« Le Conseil de transition du sud annonce une règle d’administration autonome dans le sud à partir de minuit le samedi 25 avril 2020 et un comité d’autonomie commencera ses travaux sur la base d’une liste de tâches assignées par la présidence du conseil ». C’est ce qu’ont annoncé dans un communiqué publié dimanche 26 avril les séparatistes yéménites du Conseil de transition du sud (STC). La nouvelle est tombée alors que le Yémen est déjà empêtré dans sa guerre contre les rebelles houthis, mettant ainsi le gouvernement en mauvaise posture face à deux foyers de tension.

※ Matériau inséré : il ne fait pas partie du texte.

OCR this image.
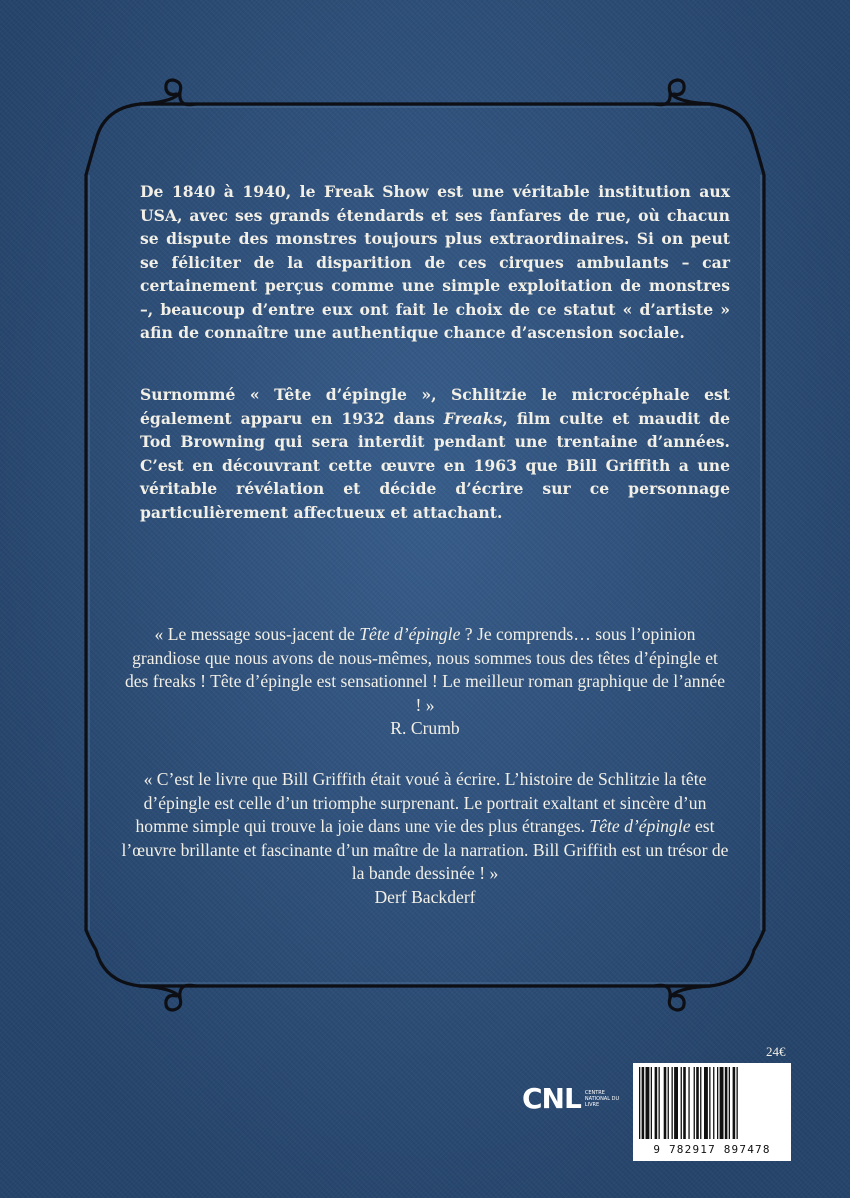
De 1840 à 1940, le Freak Show est une véritable institution aux USA, avec ses grands étendards et ses fanfares de rue, où chacun se dispute des monstres toujours plus extraordinaires. Si on peut se féliciter de la disparition de ces cirques ambulants – car certainement perçus comme une simple exploitation de monstres –, beaucoup d’entre eux ont fait le choix de ce statut « d’artiste » afin de connaître une authentique chance d’ascension sociale.

Surnommé « Tête d’épingle », Schlitzie le microcéphale est également apparu en 1932 dans Freaks, film culte et maudit de Tod Browning qui sera interdit pendant une trentaine d’années. C’est en découvrant cette œuvre en 1963 que Bill Griffith a une véritable révélation et décide d’écrire sur ce personnage particulièrement affectueux et attachant.

« Le message sous-jacent de Tête d’épingle ? Je comprends… sous l’opinion grandiose que nous avons de nous-mêmes, nous sommes tous des têtes d’épingle et des freaks ! Tête d’épingle est sensationnel ! Le meilleur roman graphique de l’année ! »
R. Crumb
« C’est le livre que Bill Griffith était voué à écrire. L’histoire de Schlitzie la tête d’épingle est celle d’un triomphe surprenant. Le portrait exaltant et sincère d’un homme simple qui trouve la joie dans une vie des plus étranges. Tête d’épingle est l’œuvre brillante et fascinante d’un maître de la narration. Bill Griffith est un trésor de la bande dessinée ! »
Derf Backderf
24€
CNL CENTRE NATIONAL DU LIVRE
9 782917 897478
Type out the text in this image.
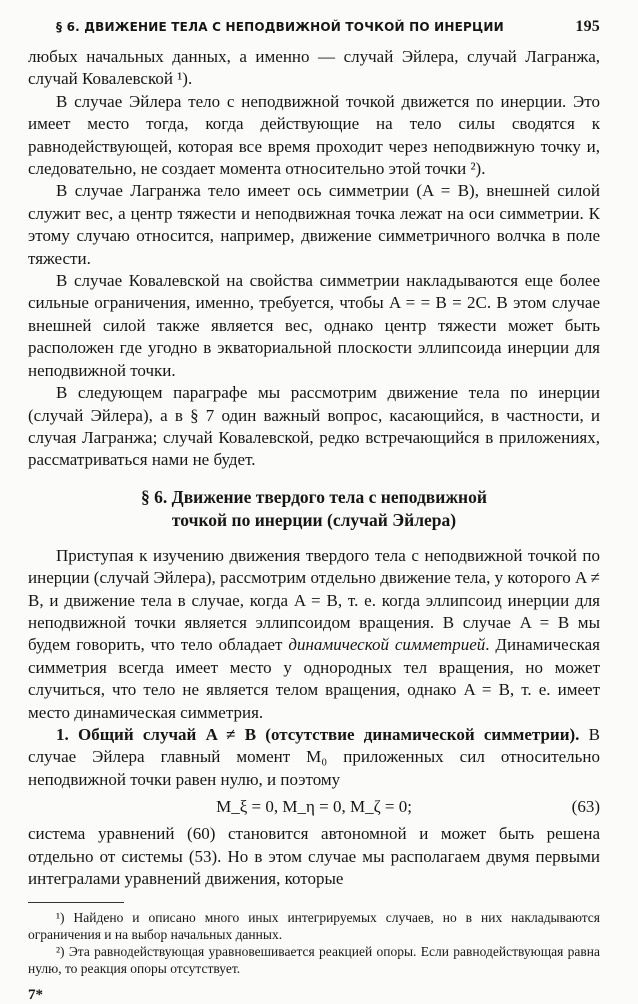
§ 6. ДВИЖЕНИЕ ТЕЛА С НЕПОДВИЖНОЙ ТОЧКОЙ ПО ИНЕРЦИИ	195

любых начальных данных, а именно — случай Эйлера, случай Лагранжа, случай Ковалевской ¹).

В случае Эйлера тело с неподвижной точкой движется по инерции. Это имеет место тогда, когда действующие на тело силы сводятся к равнодействующей, которая все время проходит через неподвижную точку и, следовательно, не создает момента относительно этой точки ²).

В случае Лагранжа тело имеет ось симметрии (A = B), внешней силой служит вес, а центр тяжести и неподвижная точка лежат на оси симметрии. К этому случаю относится, например, движение симметричного волчка в поле тяжести.

В случае Ковалевской на свойства симметрии накладываются еще более сильные ограничения, именно, требуется, чтобы A = = B = 2C. В этом случае внешней силой также является вес, однако центр тяжести может быть расположен где угодно в экваториальной плоскости эллипсоида инерции для неподвижной точки.

В следующем параграфе мы рассмотрим движение тела по инерции (случай Эйлера), а в § 7 один важный вопрос, касающийся, в частности, и случая Лагранжа; случай Ковалевской, редко встречающийся в приложениях, рассматриваться нами не будет.

§ 6. Движение твердого тела с неподвижной
точкой по инерции (случай Эйлера)

Приступая к изучению движения твердого тела с неподвижной точкой по инерции (случай Эйлера), рассмотрим отдельно движение тела, у которого A ≠ B, и движение тела в случае, когда A = B, т. е. когда эллипсоид инерции для неподвижной точки является эллипсоидом вращения. В случае A = B мы будем говорить, что тело обладает динамической симметрией. Динамическая симметрия всегда имеет место у однородных тел вращения, но может случиться, что тело не является телом вращения, однако A = B, т. е. имеет место динамическая симметрия.

1. Общий случай A ≠ B (отсутствие динамической симметрии). В случае Эйлера главный момент M₀ приложенных сил относительно неподвижной точки равен нулю, и поэтому

M_ξ = 0, M_η = 0, M_ζ = 0;	(63)

система уравнений (60) становится автономной и может быть решена отдельно от системы (53). Но в этом случае мы располагаем двумя первыми интегралами уравнений движения, которые

¹) Найдено и описано много иных интегрируемых случаев, но в них накладываются ограничения и на выбор начальных данных.

²) Эта равнодействующая уравновешивается реакцией опоры. Если равнодействующая равна нулю, то реакция опоры отсутствует.

7*
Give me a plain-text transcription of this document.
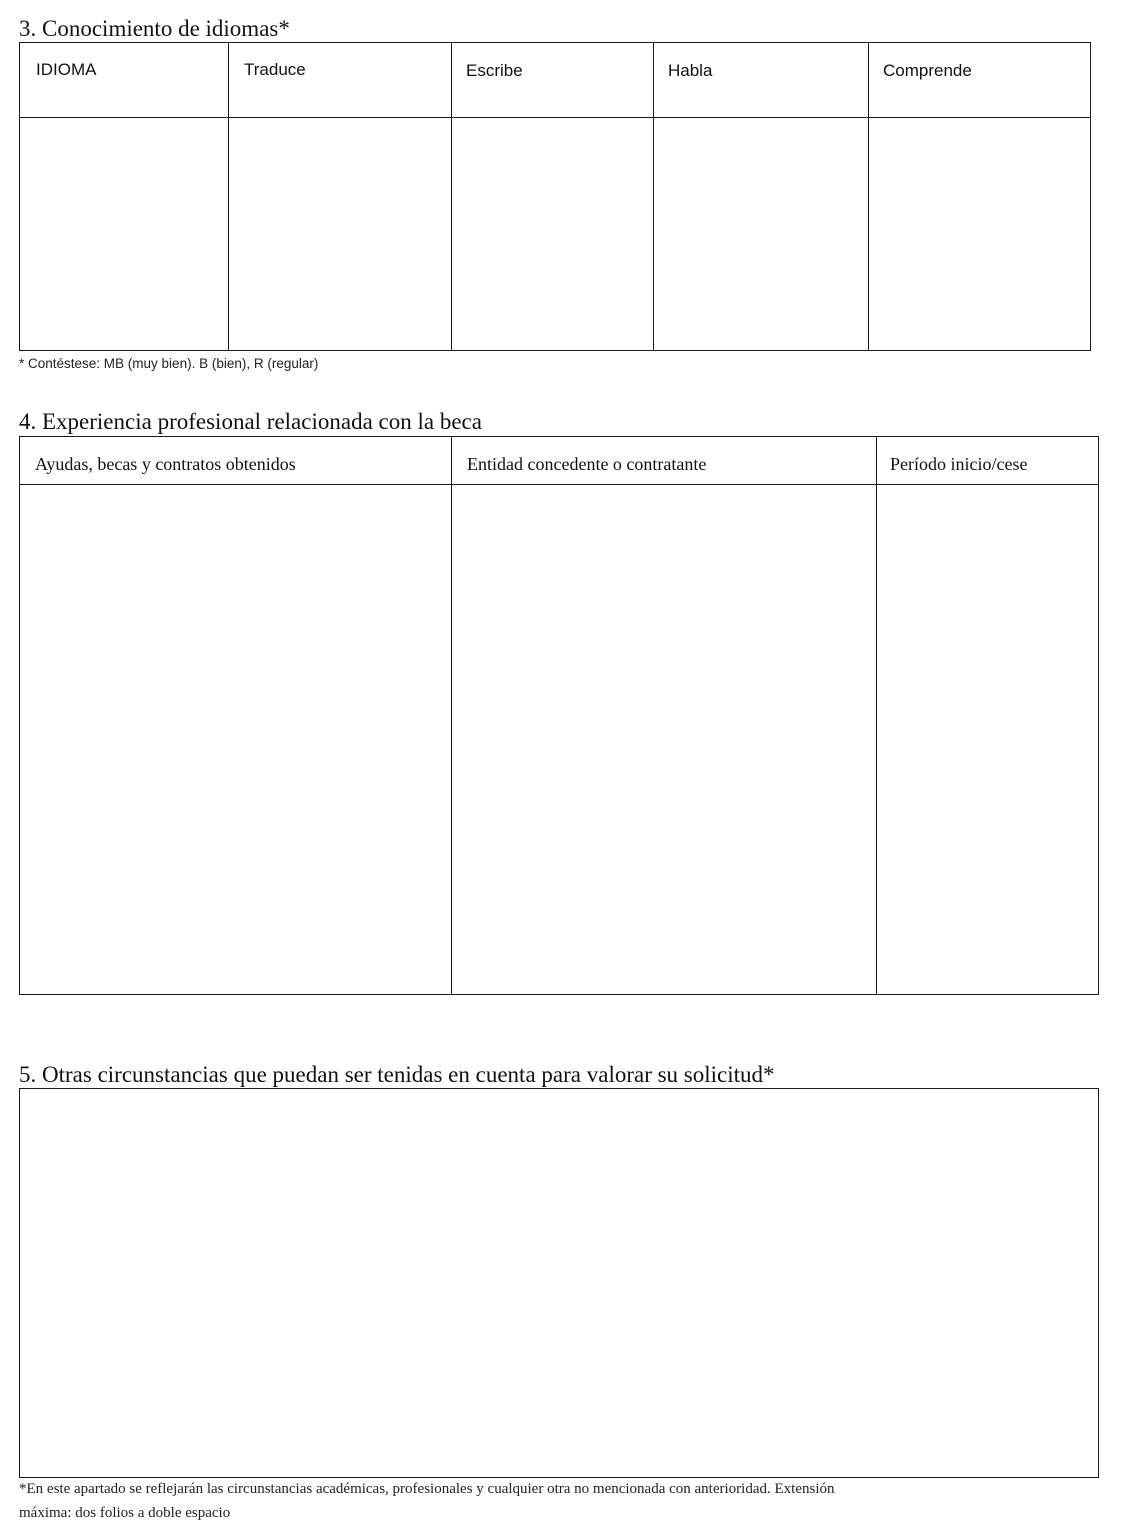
3. Conocimiento de idiomas*
IDIOMA	Traduce	Escribe	Habla	Comprende
* Contéstese: MB (muy bien). B (bien), R (regular)
4. Experiencia profesional relacionada con la beca
Ayudas, becas y contratos obtenidos	Entidad concedente o contratante	Período inicio/cese
5. Otras circunstancias que puedan ser tenidas en cuenta para valorar su solicitud*
*En este apartado se reflejarán las circunstancias académicas, profesionales y cualquier otra no mencionada con anterioridad. Extensión
máxima: dos folios a doble espacio
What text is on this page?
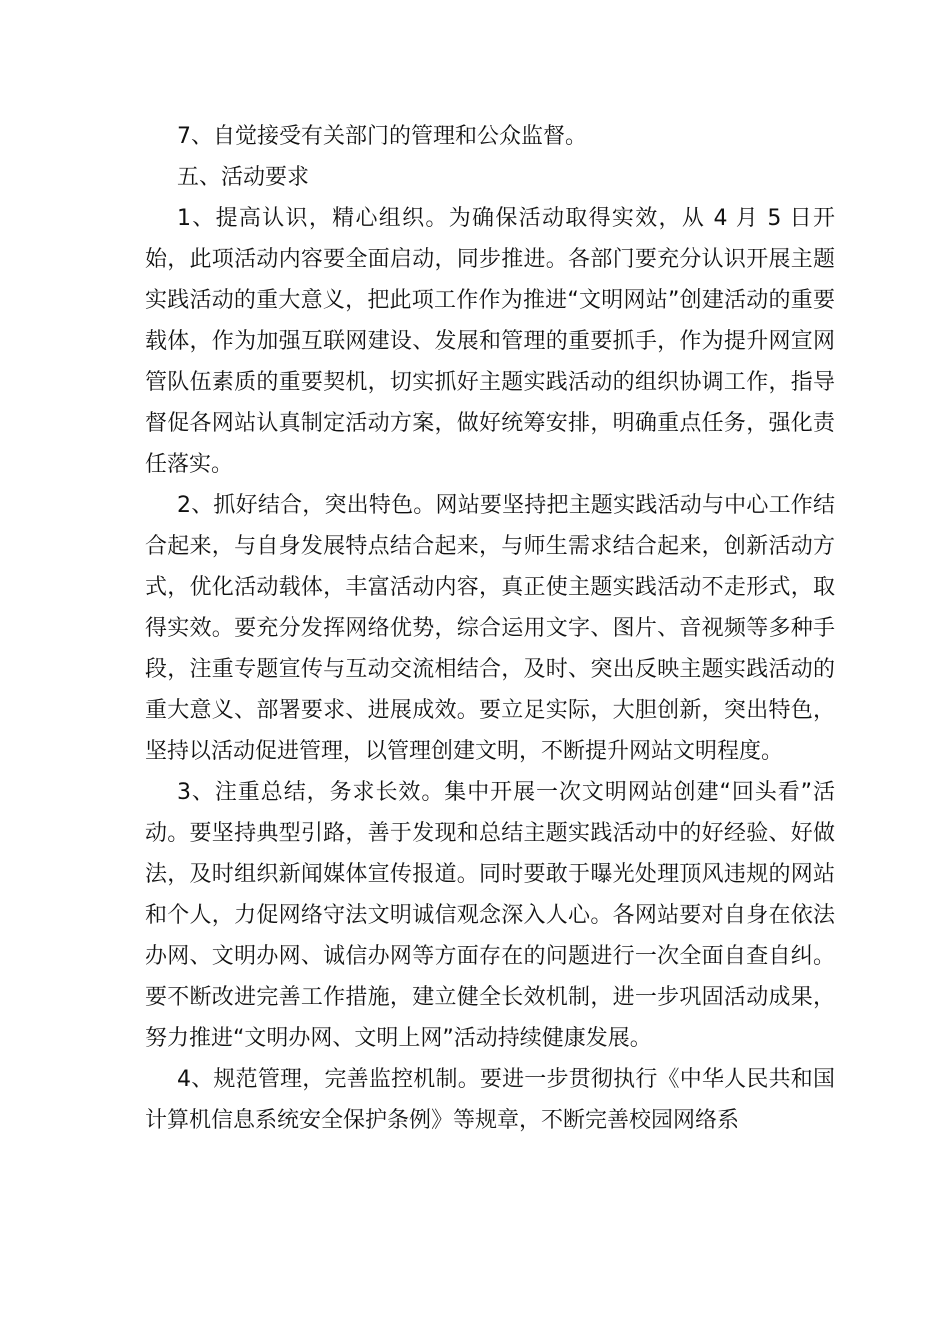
7、自觉接受有关部门的管理和公众监督。

五、活动要求

1、提高认识，精心组织。为确保活动取得实效，从 4 月 5 日开始，此项活动内容要全面启动，同步推进。各部门要充分认识开展主题实践活动的重大意义，把此项工作作为推进“文明网站”创建活动的重要载体，作为加强互联网建设、发展和管理的重要抓手，作为提升网宣网管队伍素质的重要契机，切实抓好主题实践活动的组织协调工作，指导督促各网站认真制定活动方案，做好统筹安排，明确重点任务，强化责任落实。

2、抓好结合，突出特色。网站要坚持把主题实践活动与中心工作结合起来，与自身发展特点结合起来，与师生需求结合起来，创新活动方式，优化活动载体，丰富活动内容，真正使主题实践活动不走形式，取得实效。要充分发挥网络优势，综合运用文字、图片、音视频等多种手段，注重专题宣传与互动交流相结合，及时、突出反映主题实践活动的重大意义、部署要求、进展成效。要立足实际，大胆创新，突出特色，坚持以活动促进管理，以管理创建文明，不断提升网站文明程度。

3、注重总结，务求长效。集中开展一次文明网站创建“回头看”活动。要坚持典型引路，善于发现和总结主题实践活动中的好经验、好做法，及时组织新闻媒体宣传报道。同时要敢于曝光处理顶风违规的网站和个人，力促网络守法文明诚信观念深入人心。各网站要对自身在依法办网、文明办网、诚信办网等方面存在的问题进行一次全面自查自纠。要不断改进完善工作措施，建立健全长效机制，进一步巩固活动成果，努力推进“文明办网、文明上网”活动持续健康发展。

4、规范管理，完善监控机制。要进一步贯彻执行《中华人民共和国计算机信息系统安全保护条例》等规章，不断完善校园网络系
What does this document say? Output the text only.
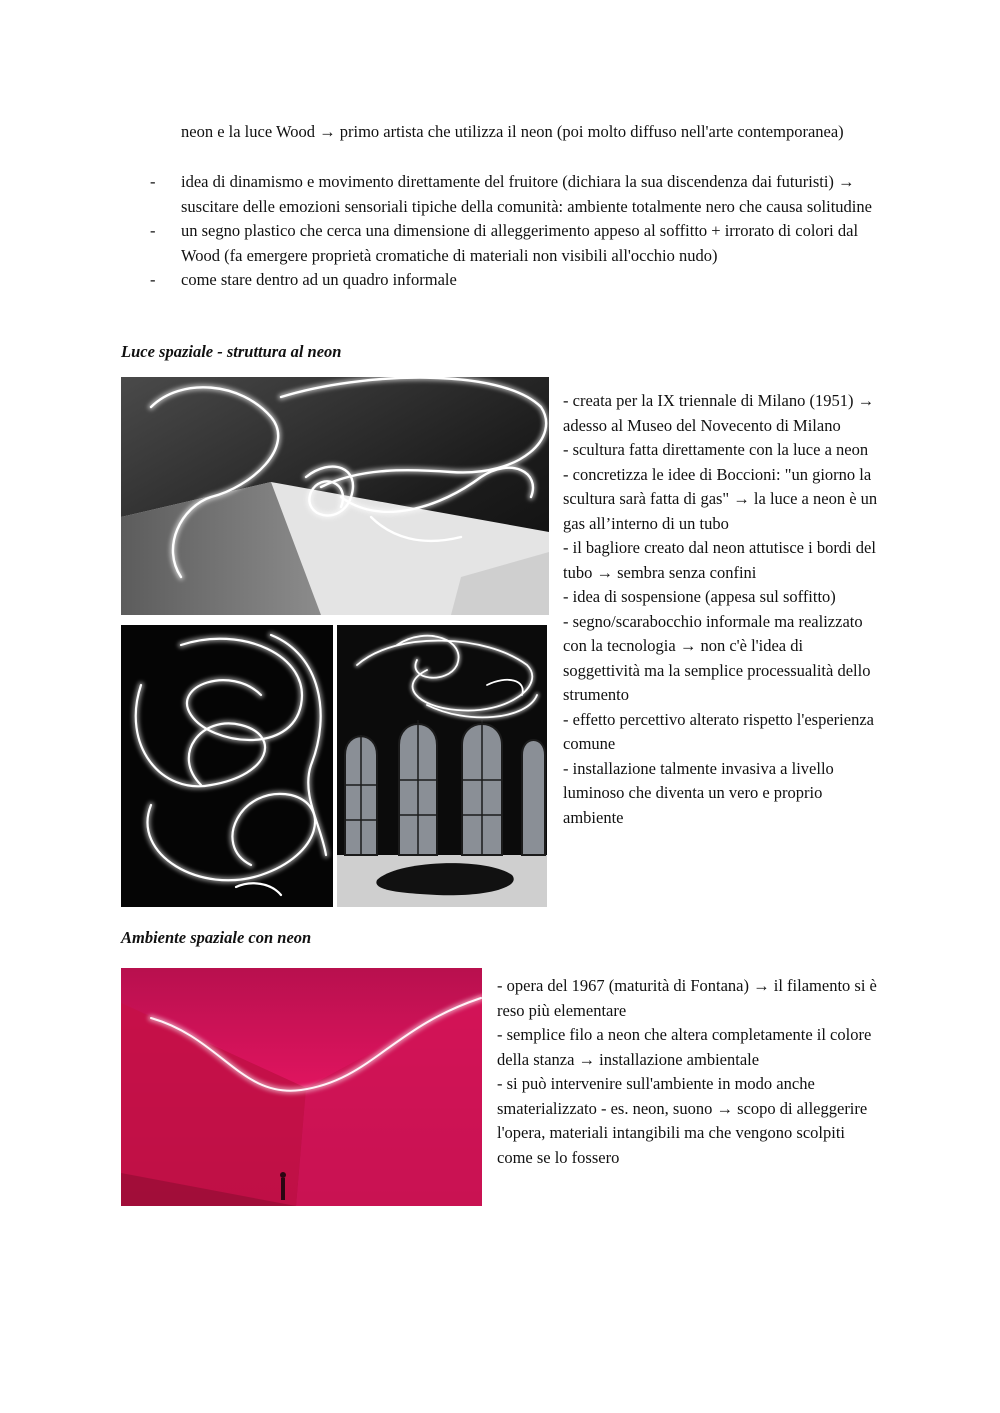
neon e la luce Wood → primo artista che utilizza il neon (poi molto diffuso nell'arte contemporanea)
- idea di dinamismo e movimento direttamente del fruitore (dichiara la sua discendenza dai futuristi) → suscitare delle emozioni sensoriali tipiche della comunità: ambiente totalmente nero che causa solitudine
- un segno plastico che cerca una dimensione di alleggerimento appeso al soffitto + irrorato di colori dal Wood (fa emergere proprietà cromatiche di materiali non visibili all'occhio nudo)
- come stare dentro ad un quadro informale
Luce spaziale - struttura al neon

- creata per la IX triennale di Milano (1951) → adesso al Museo del Novecento di Milano

- scultura fatta direttamente con la luce a neon

- concretizza le idee di Boccioni: "un giorno la scultura sarà fatta di gas" → la luce a neon è un gas all’interno di un tubo

- il bagliore creato dal neon attutisce i bordi del tubo → sembra senza confini

- idea di sospensione (appesa sul soffitto)

- segno/scarabocchio informale ma realizzato con la tecnologia → non c'è l'idea di soggettività ma la semplice processualità dello strumento

- effetto percettivo alterato rispetto l'esperienza comune

- installazione talmente invasiva a livello luminoso che diventa un vero e proprio ambiente

Ambiente spaziale con neon

- opera del 1967 (maturità di Fontana) → il filamento si è reso più elementare

- semplice filo a neon che altera completamente il colore della stanza → installazione ambientale

- si può intervenire sull'ambiente in modo anche smaterializzato - es. neon, suono → scopo di alleggerire l'opera, materiali intangibili ma che vengono scolpiti come se lo fossero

En première réaction, le gouvernement yéménite du président Abd-Rabbo Mansour Hadi a d’ailleurs affirmé que cela aurait des « conséquences catastrophiques ». Quant à la coalition dirigée par l’Arabie saoudite, elle a rejeté, lundi 27 avril, cette déclaration d’autonomie et exigé « la fin de toute action entraînant une escalade » du conflit dans ce pays, plaidant pour un retour à l’accord de novembre dernier. Or, la déclaration des séparatistes du sud signifie qu’ils annulent l’accord de paix signé avec le gouvernement en novembre dernier. Les séparatistes, mobilisés depuis longtemps pour l’indépendance, avaient alors signé un accord de partage du pouvoir à Riyad qui mettait fin à une bataille pour le sud qui avait éclaté l’été 2019. L’accord portait sur un partage du pouvoir, des richesses et des ressources dans l’ensemble du pays. Mais depuis, l’accord n’a pas été appliqué et la situation s’est davantage aggravée. Le STC a d’ailleurs accusé le gouvernement ne pas avoir rempli ses obligations et d’avoir « conspiré » contre la cause du sud.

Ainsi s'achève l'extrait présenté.